Korku filmlerine yönelen bireyler daha az uzlaşmacı (daha az fedakar), daha az dışadönük ve daha fazla gergin oluyor. Çalışmaya göre, daha az uzlaşmacı olma durumu, korku filmlerinden hoşlanmayan insanların daha uzlaşmacı olması ve kişilik özelliklerine uygun, nezaket ve sıcaklık içeren görüntüleri sergileyen filmleri tercih etmeleri ile açıklanabilir.
Daha düşük dışadönüklük seviyelerine gelince bu bulgu, muhtemelen dışadönük kişilerin korku filmlerini sevme eğiliminde olduğu öne sürüldüğü için biraz şaşırtıcı. Finn bu durum hakkında dışadönük kişilerin çok fazla medya tüketiminden kaçındığını ve sosyal etkileşime yöneldiğini söyleyerek olası bir açıklama getiriyor.
Aksiyon filmlerini seven insanlar daha bilinçli (çalışkan), daha az nevrotik (duygusal olarak kararlı) ve daha açık (yaratıcı ve maceracı) kişiler oluyorlar.
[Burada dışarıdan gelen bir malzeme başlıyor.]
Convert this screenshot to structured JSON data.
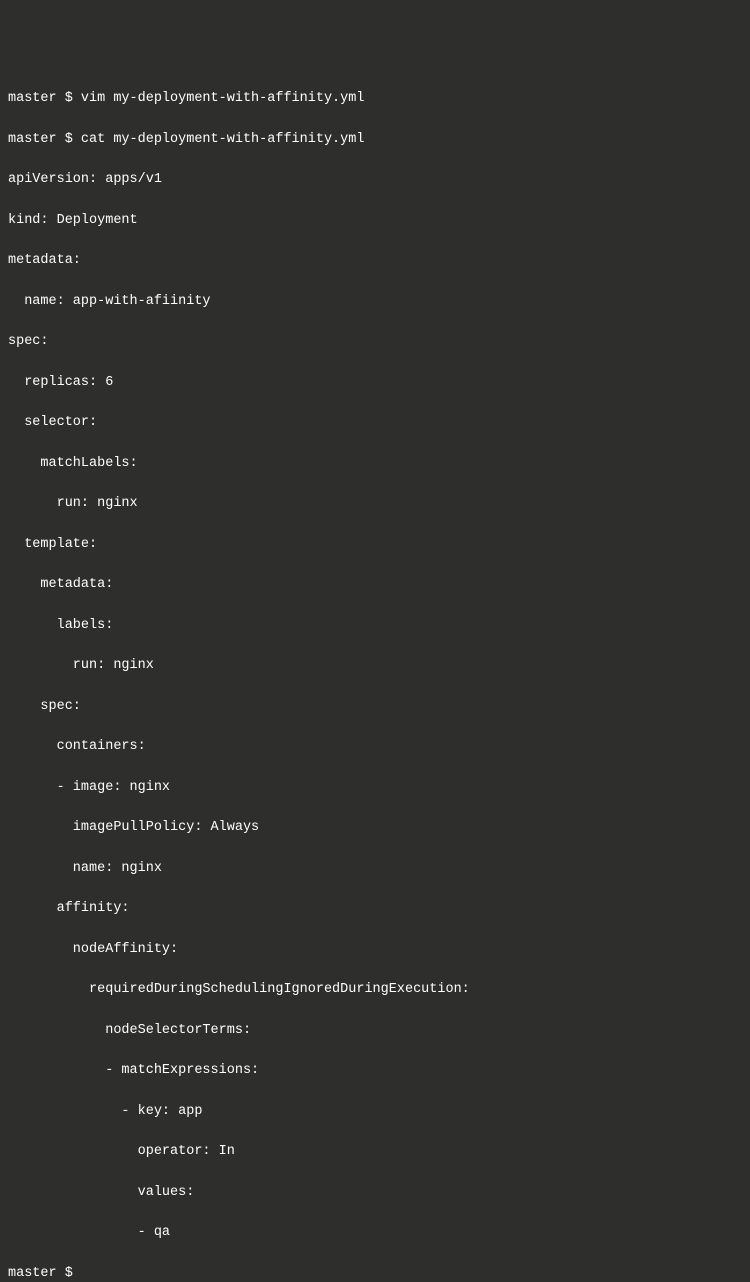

Tıpkı komedi türünde olduğu gibi, bu türü seven kadınlar, erkeklere göre daha açık oluyor.
Bu türü tercih etmek aşinalık isteği ile ilgili olabilir. Bu teori aksiyon filmleri ile ilişkilendirilen öngörülebilirlik ile uyumlu. Nevrotiklik seviyesinin düşüklüğü, Conway and Rubin’in tezine göre, gerginlik oranı yüksek olan insanların daha hafif filmlere yönelmesi sebebiyledir.
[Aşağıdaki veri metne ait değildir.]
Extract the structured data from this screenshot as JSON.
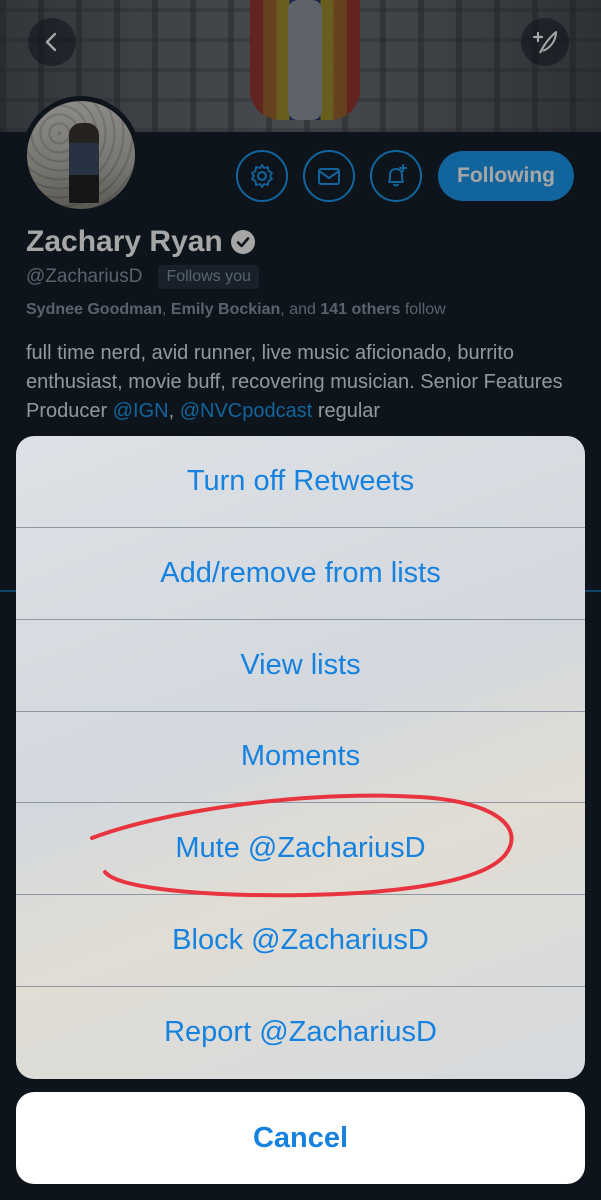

Daha bilinçli (çalışkan) ve daha fazla nevrotik (duygusal olarak daha kararsız) insanlar, romantizm filmlerini tercih ediyor gibi görünüyor. Ve bu türü tercih eden iki cinsiyet arasında, bu türe doğru bir tercih gösteren erkekler kadınlardan daha yaratıcı oluyor.
Romantik filmlerin öngörülebilir gidişatları ve benzer karakterleri olduğu için, izleyicilerin iç dünyasına uyum sağlayabiliyor. Aynı zamanda, kendi hayatındaki gerginlik ve kaygılardan kurtulmak isteyebilecek nevrotiklere rahatlık sağlayan mutlu sonlar içeriyorlar.